Telework bill could be near tipping point

Now that legislation to expand telework in the federal government has passed both chambers of Congress, sponsors are working to reconcile the two bills and get a final product to President Obama's desk.

The Senate and House versions of the 2010 Telework Enhancement Act are similar, according to a House staffer. They are designed to expand telecommuting opportunities governmentwide by making employees presumptively eligible and requiring agencies to take a number of actions to expand their telework programs.

The Senate measure (S. 707), sponsored by Sens. Daniel Akaka, D-Hawaii, and George Voinovich, R-Ohio, passed in May, and the House version (H.R. 1722) passed with a simple majority on July 14 after originally falling short of the two-thirds majority needed under suspension of the House rules.

"We expect to get the bill to the president and are talking with the Senate about all options to do that," said MaKeda Scott-Mingo, director of communications for Rep.
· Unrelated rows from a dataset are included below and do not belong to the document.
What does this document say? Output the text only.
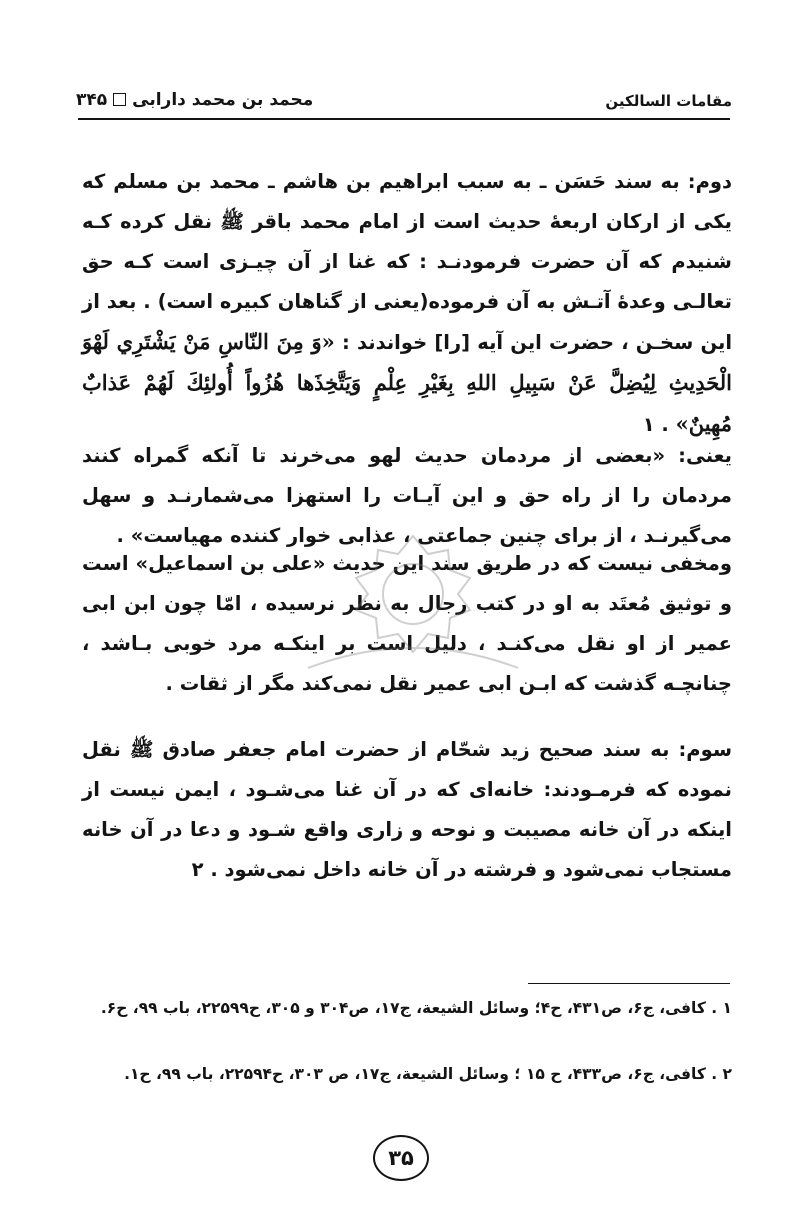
مقامات السالکین
محمد بن محمد دارابی۳۴۵

دوم: به سند حَسَن ـ به سبب ابراهیم بن هاشم ـ محمد بن مسلم که یکی از ارکان اربعهٔ حدیث است از امام محمد باقر ﷺ نقل کرده کـه شنیدم که آن حضرت فرمودنـد : که غنا از آن چیـزی است کـه حق تعالـی وعدهٔ آتـش به آن فرموده(یعنی از گناهان کبیره است) . بعد از این سخـن ، حضرت این آیه [را] خواندند : «وَ مِنَ النّاسِ مَنْ یَشْتَرِي لَهْوَ الْحَدِیثِ لِیُضِلَّ عَنْ سَبِیلِ اللهِ بِغَیْرِ عِلْمٍ وَیَتَّخِذَها هُزُواً أُولئِكَ لَهُمْ عَذابٌ مُهِینٌ» . ۱

یعنی: «بعضی از مردمان حدیث لهو می‌خرند تا آنکه گمراه کنند مردمان را از راه حق و این آیـات را استهزا می‌شمارنـد و سهل می‌گیرنـد ، از برای چنین جماعتی ، عذابی خوار کننده مهیاست» .

ومخفی نیست که در طریق سند این حدیث «علی بن اسماعیل» است و توثیق مُعتَد به او در کتب رجال به نظر نرسیده ، امّا چون ابن ابی عمیر از او نقل می‌کنـد ، دلیل است بر اینکـه مرد خوبی بـاشد ، چنانچـه گذشت که ابـن ابی عمیر نقل نمی‌کند مگر از ثقات .

سوم: به سند صحیح زید شحّام از حضرت امام جعفر صادق ﷺ نقل نموده که فرمـودند: خانه‌ای که در آن غنا می‌شـود ، ایمن نیست از اینکه در آن خانه مصیبت و نوحه و زاری واقع شـود و دعا در آن خانه مستجاب نمی‌شود و فرشته در آن خانه داخل نمی‌شود . ۲

۱ . کافی، ج۶، ص۴۳۱، ح۴؛ وسائل الشیعة، ج۱۷، ص۳۰۴ و ۳۰۵، ح۲۲۵۹۹، باب ۹۹، ح۶.

۲ . کافی، ج۶، ص۴۳۳، ح ۱۵ ؛ وسائل الشیعة، ج۱۷، ص ۳۰۳، ح۲۲۵۹۴، باب ۹۹، ح۱.

۳۵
John Sarbanes, D-Md., who sponsored the House bill.

Jesse Broder Van Dyke, a spokesman for Akaka, said lawmakers and staffers from both chambers are assessing their options for moving the bill forward. "Obviously we're nearing the end of the year, but we're hopeful we can get this to the president before then," Broder Van Dyke said.

According to Scott-Mingo, there are no significant differences between the two bills, but this week the International Federation of Professional and Technical Engineers issued a letter asking the sponsors to consider two issues as they prepare a final bill.
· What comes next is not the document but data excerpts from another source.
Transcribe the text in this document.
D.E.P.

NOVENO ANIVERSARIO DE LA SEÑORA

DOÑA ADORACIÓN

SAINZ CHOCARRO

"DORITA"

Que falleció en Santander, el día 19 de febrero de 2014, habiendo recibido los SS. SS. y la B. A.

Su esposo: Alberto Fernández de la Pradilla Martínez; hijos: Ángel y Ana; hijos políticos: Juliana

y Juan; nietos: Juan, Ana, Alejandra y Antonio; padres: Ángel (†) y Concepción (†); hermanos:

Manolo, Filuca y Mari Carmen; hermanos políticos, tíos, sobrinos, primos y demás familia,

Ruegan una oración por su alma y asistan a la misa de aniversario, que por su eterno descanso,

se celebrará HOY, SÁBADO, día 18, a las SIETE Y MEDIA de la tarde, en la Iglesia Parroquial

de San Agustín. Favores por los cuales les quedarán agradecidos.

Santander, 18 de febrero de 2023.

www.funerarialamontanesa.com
IFPTE asked the sponsors to add language to the conference version to expand the measure to include the Congressional Research Service, which is part of the Library of Congress. While CRS has begun to implement what IFPTE considers a meaningful telework program, the union's national president, Gregory Junemann, wrote that Library of Congress workers need legally protected telework opportunities.

Junemann also encouraged lawmakers to include House-approved language that eventually would ensure telecommuters have laptop computers. Providing telework eligible employees with the necessary equipment is crucial to creating an environment conducive to telework, he wrote.

"IFPTE therefore urges inclusion of language included in the House bill calling for the replacement of desktop computers with laptop computers where appropriate and during normally scheduled computer upgrades," Junemann wrote. "Not only do we believe that this would be cost-neutral, but it would better enable telework-eligible employees to take advantage of the many benefits afforded them as a result of the final telework bill."